Tuttavia, oggi rischiamo di dissipare questa eredità, in quanto le forze centrifughe delle crisi tendono a dividerci piuttosto che a unirci più strettamente. Gli egoismi nazionali, la rinazionalizzazione e il particolarismo nazionale si stanno espandendo. Non vi è dubbio che per quanto riguarda la questione dei profughi l'Europa si trovi di fronte a una sfida epocale. Era dalla Seconda guerra mondiale che non vedevamo così tante persone in fuga in tutto il mondo. Eppure i populisti approfittano della situazione fomentando le paure invece di cercare una soluzione. La paura è comprensibile ma, in politica, è cattiva consigliera.
Dimenticando completamente la storia, 25 anni dopo la caduta della cortina di ferro alcuni vogliono costruire in Europa nuovi muri e recinzioni, mettendo quindi a repentaglio una delle più grandi conquiste europee – la libertà di circolazione. Le persone che fuggono dalla brutalità dello Stato islamico o dalle bombe di Assad non si fermeranno certo di fronte a muri o fili spinati.

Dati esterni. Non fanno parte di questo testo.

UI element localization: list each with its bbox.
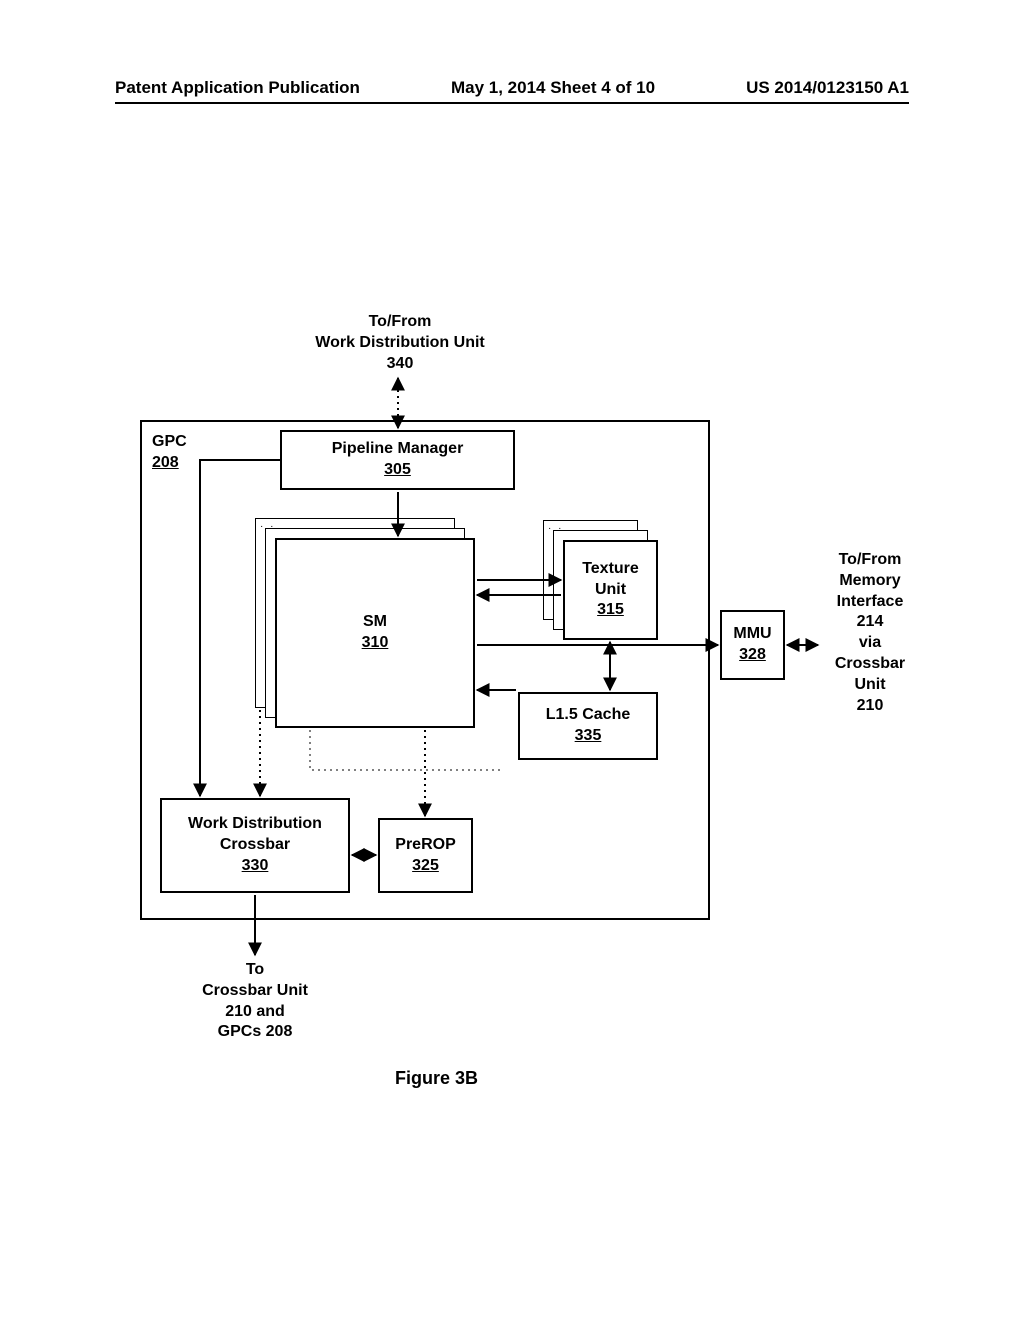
texture-t2: Unit	[595, 580, 626, 601]
right-label: To/From Memory Interface 214 via Crossba…	[820, 550, 920, 716]
top-label: To/From Work Distribution Unit 340	[300, 312, 500, 374]
rl7: Unit	[820, 675, 920, 696]
mmu-num: 328	[739, 645, 766, 666]
rl4: 214	[820, 612, 920, 633]
pipeline-manager-box: Pipeline Manager 305	[280, 430, 515, 490]
rl1: To/From	[820, 550, 920, 571]
rl2: Memory	[820, 571, 920, 592]
cache-box: L1.5 Cache 335	[518, 692, 658, 760]
header-divider	[115, 102, 909, 104]
texture-num: 315	[597, 600, 624, 621]
wdc-num: 330	[242, 856, 269, 877]
header-right: US 2014/0123150 A1	[746, 78, 909, 98]
mmu-title: MMU	[733, 624, 771, 645]
header-center: May 1, 2014 Sheet 4 of 10	[451, 78, 655, 98]
sm-title: SM	[363, 612, 387, 633]
bottom-label: To Crossbar Unit 210 and GPCs 208	[180, 960, 330, 1043]
page-header: Patent Application Publication May 1, 20…	[115, 78, 909, 98]
wdc-box: Work Distribution Crossbar 330	[160, 798, 350, 893]
header-left: Patent Application Publication	[115, 78, 360, 98]
sm-num: 310	[362, 633, 389, 654]
figure-caption: Figure 3B	[395, 1068, 478, 1089]
rl6: Crossbar	[820, 654, 920, 675]
prerop-box: PreROP 325	[378, 818, 473, 893]
top-label-3: 340	[300, 354, 500, 375]
wdc-t1: Work Distribution	[188, 814, 322, 835]
cache-num: 335	[575, 726, 602, 747]
top-label-1: To/From	[300, 312, 500, 333]
texture-t1: Texture	[582, 559, 639, 580]
diagram: To/From Work Distribution Unit 340 GPC 2…	[0, 130, 1024, 1230]
top-label-2: Work Distribution Unit	[300, 333, 500, 354]
mmu-box: MMU 328	[720, 610, 785, 680]
bl4: GPCs 208	[180, 1022, 330, 1043]
rl5: via	[820, 633, 920, 654]
texture-unit-box: Texture Unit 315	[563, 540, 658, 640]
gpc-num: 208	[152, 453, 187, 474]
bl2: Crossbar Unit	[180, 981, 330, 1002]
bl3: 210 and	[180, 1002, 330, 1023]
rl3: Interface	[820, 592, 920, 613]
pm-num: 305	[384, 460, 411, 481]
rl8: 210	[820, 696, 920, 717]
cache-title: L1.5 Cache	[546, 705, 630, 726]
sm-box: SM 310	[275, 538, 475, 728]
gpc-title: GPC	[152, 432, 187, 453]
prerop-title: PreROP	[395, 835, 455, 856]
pm-title: Pipeline Manager	[332, 439, 464, 460]
prerop-num: 325	[412, 856, 439, 877]
bl1: To	[180, 960, 330, 981]
wdc-t2: Crossbar	[220, 835, 290, 856]
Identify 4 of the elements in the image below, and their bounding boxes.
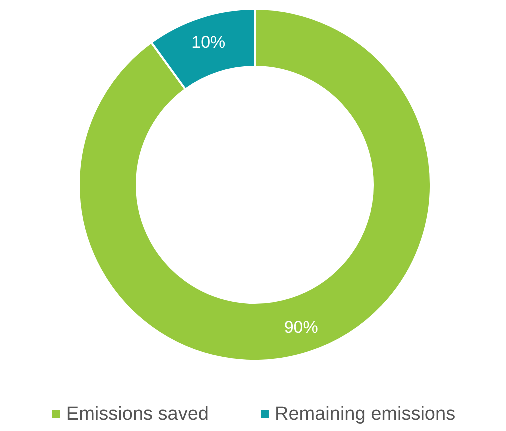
- data-label: 90%: [284, 318, 318, 338]
- legend-label: Emissions saved: [66, 404, 209, 425]
- legend-label: Remaining emissions: [274, 404, 456, 425]
- data-label: 10%: [192, 32, 226, 52]
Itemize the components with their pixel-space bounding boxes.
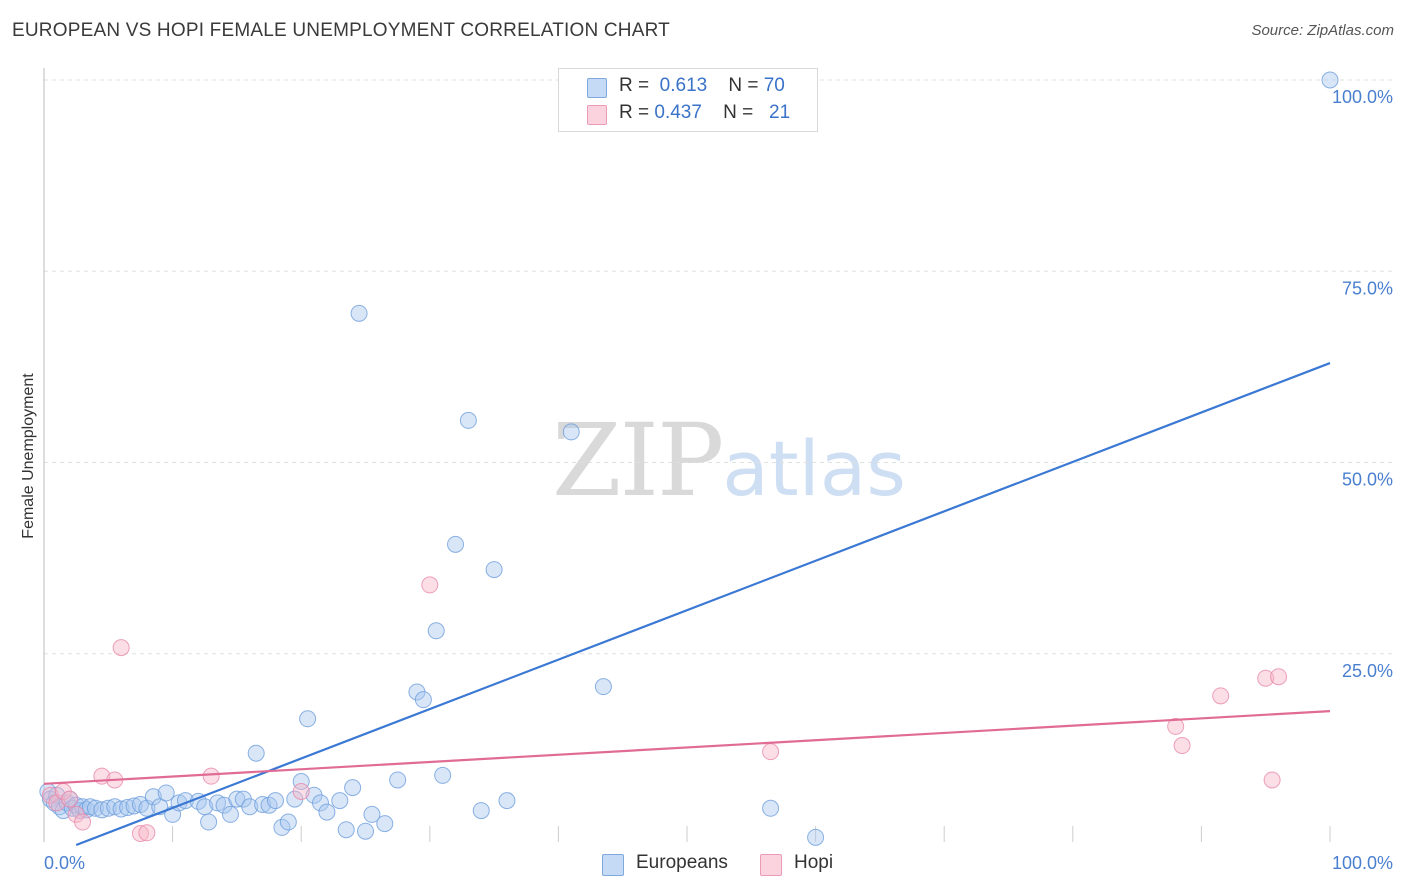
legend-text-europeans: R = 0.613 N = 70 (619, 75, 785, 96)
x-tick-label-min: 0.0% (44, 853, 85, 873)
europeans-point (209, 794, 227, 812)
europeans-point (292, 773, 310, 791)
hopi-trend-line (43, 710, 1331, 785)
hopi-point (1173, 737, 1191, 755)
europeans-point (485, 561, 503, 579)
europeans-point (318, 803, 336, 821)
hopi-point (1257, 669, 1275, 687)
europeans-point (99, 799, 117, 817)
watermark-atlas: atlas (722, 424, 906, 513)
hopi-point (1167, 717, 1185, 735)
hopi-point (1263, 771, 1281, 789)
hopi-point (61, 790, 79, 808)
europeans-point (93, 801, 111, 819)
europeans-point (299, 710, 317, 728)
hopi-point (1270, 668, 1288, 686)
europeans-point (279, 813, 297, 831)
europeans-point (357, 822, 374, 840)
y-tick-label: 100.0% (1332, 87, 1393, 107)
hopi-point (112, 639, 130, 657)
europeans-point (414, 691, 432, 709)
europeans-point (562, 423, 580, 441)
europeans-point (144, 788, 162, 806)
europeans-point (241, 798, 259, 816)
correlation-legend: R = 0.613 N = 70 R = 0.437 N = 21 (558, 68, 818, 132)
europeans-point (337, 821, 355, 839)
legend-swatch-europeans (587, 78, 607, 98)
europeans-point (472, 802, 490, 820)
europeans-point (427, 622, 445, 640)
europeans-point (363, 805, 381, 823)
europeans-point (86, 799, 104, 817)
europeans-point (459, 411, 477, 429)
europeans-point (254, 795, 272, 813)
europeans-point (447, 535, 465, 553)
europeans-point (762, 799, 780, 817)
x-tick-label-max: 100.0% (1332, 853, 1393, 873)
hopi-point (1212, 687, 1230, 705)
europeans-point (594, 678, 612, 696)
hopi-point (131, 825, 149, 843)
y-tick-labels: 25.0% 50.0% 75.0% 100.0% (1332, 87, 1393, 681)
europeans-swatch (602, 854, 624, 876)
europeans-point (157, 784, 175, 802)
europeans-point (266, 792, 284, 810)
europeans-point (119, 799, 137, 817)
y-tick-label: 50.0% (1342, 470, 1393, 490)
europeans-point (376, 815, 394, 833)
europeans-point (125, 797, 143, 815)
hopi-point (421, 576, 439, 594)
europeans-points (39, 71, 1339, 846)
europeans-point (331, 792, 349, 810)
gridlines (44, 79, 1393, 655)
legend-swatch-hopi (587, 105, 607, 125)
source-label: Source: ZipAtlas.com (1251, 22, 1394, 39)
europeans-point (1321, 71, 1339, 89)
europeans-point (434, 766, 452, 784)
europeans-point (350, 304, 368, 322)
europeans-point (200, 813, 218, 831)
hopi-label: Hopi (794, 852, 834, 873)
europeans-point (228, 790, 246, 808)
hopi-point (292, 782, 310, 800)
y-tick-label: 25.0% (1342, 661, 1393, 681)
legend-text-hopi: R = 0.437 N = 21 (619, 102, 791, 123)
hopi-point (202, 767, 220, 785)
europeans-point (311, 794, 329, 812)
europeans-point (106, 798, 124, 816)
europeans-point (247, 744, 265, 762)
y-tick-label: 75.0% (1342, 278, 1393, 298)
y-axis-label: Female Unemployment (20, 373, 37, 539)
trend-lines (43, 362, 1331, 847)
europeans-point (221, 805, 239, 823)
watermark: ZIPatlas (552, 402, 906, 519)
europeans-point (389, 771, 407, 789)
europeans-point (498, 792, 516, 810)
chart-title: EUROPEAN VS HOPI FEMALE UNEMPLOYMENT COR… (12, 20, 670, 41)
hopi-point (138, 824, 156, 842)
europeans-point (344, 779, 362, 797)
europeans-point (807, 828, 825, 846)
hopi-point (74, 813, 92, 831)
hopi-swatch (760, 854, 782, 876)
europeans-trend-line (75, 362, 1331, 847)
watermark-zip: ZIP (552, 402, 724, 519)
europeans-point (112, 800, 130, 818)
europeans-label: Europeans (636, 852, 728, 873)
x-axis-ticks (172, 826, 1331, 842)
hopi-point (762, 743, 780, 761)
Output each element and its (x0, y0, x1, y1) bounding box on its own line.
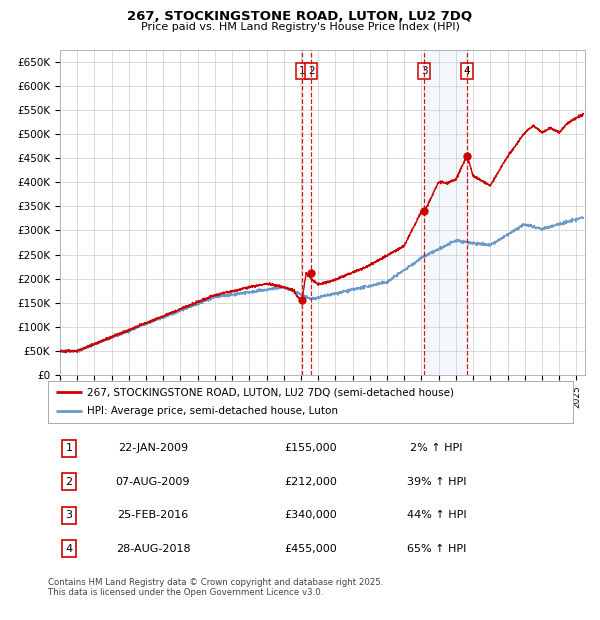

Chi afferma che gli Stati nazionali riuscirebbero a risolvere meglio da soli il problema nega la realtà. Come se noi europei fossimo in grado di affermarci e di diffondere il nostro straordinario modello di società in un mondo sempre più globalizzato e connesso mentre il nostro continente si scompone in singoli pezzi.
Signore e Signori,
desidero dirlo chiaramente: l'Europa sta attraversando una crisi di solidarietà e i valori comuni su cui si fonda stanno vacillando.
È pertanto giunto il momento di lottare per l'Europa.
Tutti gli europei sono chiamati a mobilitarsi a favore dell'Europa.
Papa Francesco ci dà motivo di sperare nella nostra riuscita quando afferma che “le difficoltà possono diventare promotrici potenti di unità”. Durante la sua visita a Lesbo egli ha concesso protezione in Vaticano a tre famiglie siriane, dimostrandoci – soprattutto ai capi di governo che si rifiutano di accogliere profughi musulmani nel loro paese cristiano – cosa sono la solidarietà e l'umanità. E quando vedo le decine di migliaia o forse centinaia di migliaia di volontari che a Lesbo, Lampedusa, Monaco e in altre località offrono cibo e acqua, vestiti e coperte a uomini, donne e bambini che fuggono dalla guerra alla volta dell'Europa in cerca di protezione, non ho motivo di angosciarmi per il futuro dell'Europa. Perché queste persone incarnano i valori europei di giustizia, solidarietà e rispetto della dignità umana e mostrano ai rifugiati e al mondo intero il volto di un'Europa umana.